Ma come si può, in un’epoca di calo motivazionale, restituire un senso al proprio vissuto lavorativo? A discutere su quali potrebbero essere le pratiche da adottare è intervenuto Diego Parassole, attore, comico e cabarettista italiano che ha deciso di affiancare la carriera artistica con un percorso professionale come formatore. «Spesso si parla di vivere per lavorare o lavorare per vivere, secondo me bisognerebbe trovare un lavoro per il quale valga la pena vivere. Dovete sapere che qualunque lavoro facciate non sceglieranno mai un curriculum, ma la persona: il datore di lavoro ha bisogno di conoscervi anche come persone», spiega Diego Parassole.
«Io, ad esempio, ho scoperto che ciò che mi piace del mio lavoro da comico è che spesso le persone si divertono. Mi piace però anche il lavoro da formatore – io principalmente alleno le persone a parlare - perché mi soddisfa riuscire a produrre un risultato in loro, vedere che migliorano, e poi anche perché ho la passione per le relazioni».
Nel terzo e ultimo panel, dedicato alle buone pratiche, coordinato da Bruna Nava, Responsabile del Coordinamento didattico del Corso di perfezionamento in Consulenza di carriera, insieme a Diego Parassole sono intervenuti anche gli ex corsisti del corso di perfezionamento: Marco Mazzuccato (Afol Metropolitana), Annamaria Vincenzo (Banca Intesa), Sergio Leonardi (Libero professionista), Lorenzo Torelli (Terzo settore), Vasyl Zhuk (Università Bicocca) e Daria Sauleo (Master International Business - Talent Garden).

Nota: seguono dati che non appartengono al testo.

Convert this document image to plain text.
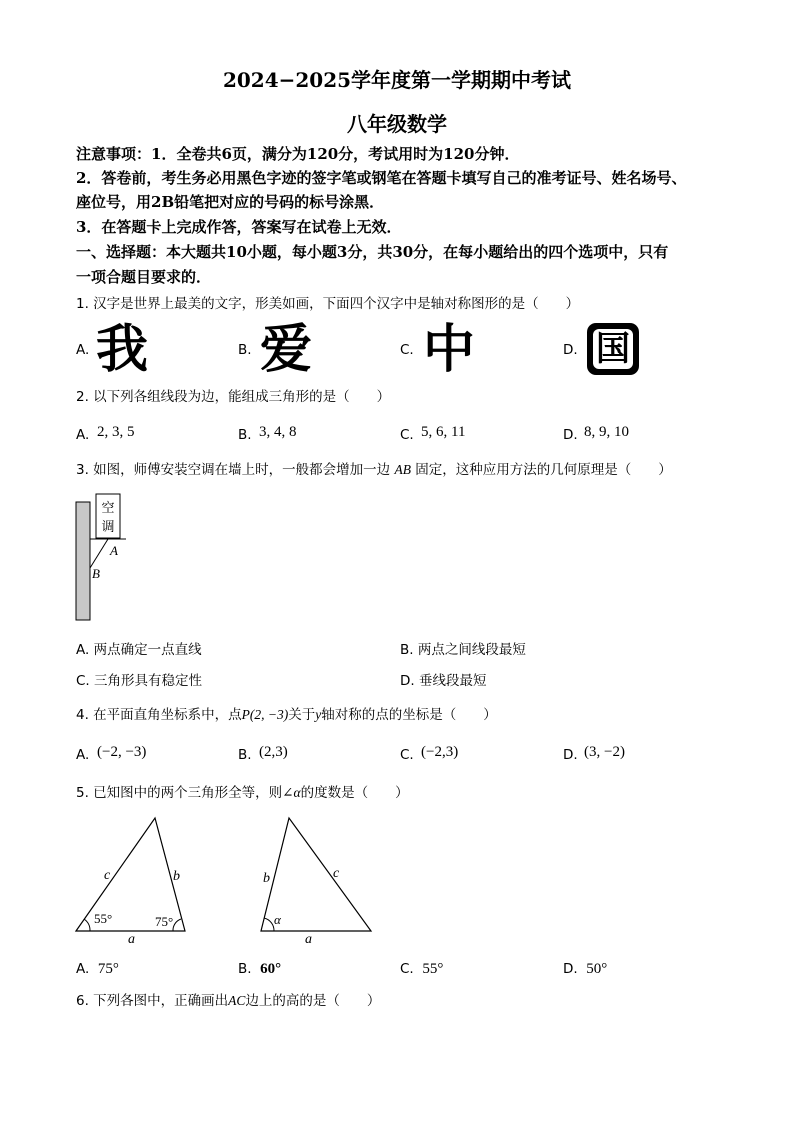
2024−2025学年度第一学期期中考试
八年级数学
注意事项：1．全卷共6页，满分为120分，考试用时为120分钟．
2．答卷前，考生务必用黑色字迹的签字笔或钢笔在答题卡填写自己的准考证号、姓名场号、
座位号，用2B铅笔把对应的号码的标号涂黑．
3．在答题卡上完成作答，答案写在试卷上无效．
一、选择题：本大题共10小题，每小题3分，共30分，在每小题给出的四个选项中，只有
一项合题目要求的．
1. 汉字是世界上最美的文字，形美如画，下面四个汉字中是轴对称图形的是（　　）
A. 我	B. 爱	C. 中	D. 国
2. 以下列各组线段为边，能组成三角形的是（　　）
A. 2, 3, 5	B. 3, 4, 8	C. 5, 6, 11	D. 8, 9, 10
3. 如图，师傅安装空调在墙上时，一般都会增加一边 AB 固定，这种应用方法的几何原理是（　　）
空
调
A
B
A. 两点确定一点直线	B. 两点之间线段最短
C. 三角形具有稳定性	D. 垂线段最短
4. 在平面直角坐标系中，点P(2, −3)关于y轴对称的点的坐标是（　　）
A. (−2, −3)	B. (2,3)	C. (−2,3)	D. (3, −2)
5. 已知图中的两个三角形全等，则∠α的度数是（　　）
c	b
a
55°	75°
b	c
a
α
A. 75°	B. 60°	C. 55°	D. 50°
6. 下列各图中，正确画出AC边上的高的是（　　）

«Negli ultimi anni - ha aggiunto Parassole - i valori professionali sono molto cambiati, soprattutto per le nuove generazioni. Quello che spesso i giovani dicono è “vorrei poter equilibrare la vita privata e la vita professionale”. Ma è possibile che la felicità non possa darla anche il lavoro e che la si cerchi solo al di fuori di esso? Oggi il tempo libero è una grande necessità, permette di esprimere sé stessi e dare un senso a ciò che si fa, come se il lavoro fosse solo il mezzo per arrivare a ciò di cui si ha bisogno. Come diceva Antonio Damaso, non siamo macchine pensanti che si emozionano, ma siamo macchine emozionali che pensano. Noi pensiamo che ci sia da un lato la razionalità e dall’altro l’emozionalità, che le due cose vadano in collisione. Ma il problema è che se è vero che siamo macchine emozionali, se non allineiamo alla nostra razionalità l’emozionalità, la passione per quello che facciamo, rischiamo davvero di essere estremamente infelici».

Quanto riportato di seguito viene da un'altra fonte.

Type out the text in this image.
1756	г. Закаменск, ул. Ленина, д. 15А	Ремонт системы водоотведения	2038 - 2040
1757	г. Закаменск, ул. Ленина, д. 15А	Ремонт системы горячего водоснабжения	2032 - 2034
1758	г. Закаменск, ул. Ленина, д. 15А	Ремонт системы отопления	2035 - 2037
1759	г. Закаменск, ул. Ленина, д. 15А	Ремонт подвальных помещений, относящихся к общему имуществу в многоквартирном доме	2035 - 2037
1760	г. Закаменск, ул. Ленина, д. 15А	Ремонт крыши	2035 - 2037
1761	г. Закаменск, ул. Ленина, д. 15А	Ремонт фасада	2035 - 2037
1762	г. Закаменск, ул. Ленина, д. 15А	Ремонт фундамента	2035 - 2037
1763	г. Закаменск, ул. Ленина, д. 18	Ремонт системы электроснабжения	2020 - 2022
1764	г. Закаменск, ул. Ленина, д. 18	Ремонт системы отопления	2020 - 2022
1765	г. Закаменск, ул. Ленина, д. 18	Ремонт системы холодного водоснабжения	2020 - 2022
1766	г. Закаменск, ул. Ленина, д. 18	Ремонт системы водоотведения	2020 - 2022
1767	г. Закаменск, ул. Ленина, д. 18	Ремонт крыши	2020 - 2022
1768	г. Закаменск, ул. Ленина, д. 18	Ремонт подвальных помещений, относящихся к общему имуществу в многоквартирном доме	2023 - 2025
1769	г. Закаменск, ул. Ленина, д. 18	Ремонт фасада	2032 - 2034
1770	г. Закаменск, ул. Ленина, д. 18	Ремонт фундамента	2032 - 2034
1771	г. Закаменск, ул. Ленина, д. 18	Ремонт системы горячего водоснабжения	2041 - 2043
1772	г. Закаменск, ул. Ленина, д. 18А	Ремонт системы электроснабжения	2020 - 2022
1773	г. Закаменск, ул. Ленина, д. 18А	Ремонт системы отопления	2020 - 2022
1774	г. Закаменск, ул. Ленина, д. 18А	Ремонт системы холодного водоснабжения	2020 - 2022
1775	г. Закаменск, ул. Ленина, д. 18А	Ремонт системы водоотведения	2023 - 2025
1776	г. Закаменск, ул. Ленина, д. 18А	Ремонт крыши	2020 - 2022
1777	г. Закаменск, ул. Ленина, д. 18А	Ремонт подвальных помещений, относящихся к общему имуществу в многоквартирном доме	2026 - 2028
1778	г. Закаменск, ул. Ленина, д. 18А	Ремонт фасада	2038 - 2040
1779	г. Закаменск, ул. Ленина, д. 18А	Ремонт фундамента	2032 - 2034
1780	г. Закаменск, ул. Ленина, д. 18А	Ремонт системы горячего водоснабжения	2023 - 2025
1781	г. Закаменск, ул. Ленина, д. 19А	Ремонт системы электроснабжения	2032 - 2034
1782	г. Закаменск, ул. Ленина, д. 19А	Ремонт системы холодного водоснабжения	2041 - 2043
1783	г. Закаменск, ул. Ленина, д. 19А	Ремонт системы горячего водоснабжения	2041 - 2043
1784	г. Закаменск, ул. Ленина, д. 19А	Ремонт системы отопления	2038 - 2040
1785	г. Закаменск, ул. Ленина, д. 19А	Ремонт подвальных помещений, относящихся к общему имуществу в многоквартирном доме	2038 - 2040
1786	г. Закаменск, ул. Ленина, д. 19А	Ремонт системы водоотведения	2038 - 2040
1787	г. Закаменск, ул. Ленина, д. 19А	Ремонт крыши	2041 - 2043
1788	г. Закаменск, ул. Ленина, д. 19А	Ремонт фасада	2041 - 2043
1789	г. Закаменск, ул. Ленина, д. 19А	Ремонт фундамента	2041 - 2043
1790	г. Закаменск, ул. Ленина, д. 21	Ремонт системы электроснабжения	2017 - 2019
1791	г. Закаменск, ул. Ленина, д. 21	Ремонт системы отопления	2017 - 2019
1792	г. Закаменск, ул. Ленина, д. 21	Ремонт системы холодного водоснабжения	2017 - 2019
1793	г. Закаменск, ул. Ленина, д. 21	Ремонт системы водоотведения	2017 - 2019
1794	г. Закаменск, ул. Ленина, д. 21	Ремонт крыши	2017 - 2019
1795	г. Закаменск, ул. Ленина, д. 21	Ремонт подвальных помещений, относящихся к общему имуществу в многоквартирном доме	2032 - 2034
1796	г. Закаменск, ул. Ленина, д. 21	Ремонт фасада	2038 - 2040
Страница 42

«Se non mettiamo qualcosa di noi nel lavoro siamo destinati ad essere infelici. Se fai un lavoro che ti piace non è vero che manca la fatica, però è un mestiere che ci identifica. Se restiamo ancorati e non troviamo qualcosa che ci animi ci spegniamo. Bisogna mettere l’anima nel lavoro – ha concluso Parassole - noi da lavoratori dobbiamo fare la nostra parte, ma anche le aziende devono ricordarsi che di fronte a loro ci sono persone, esseri umani».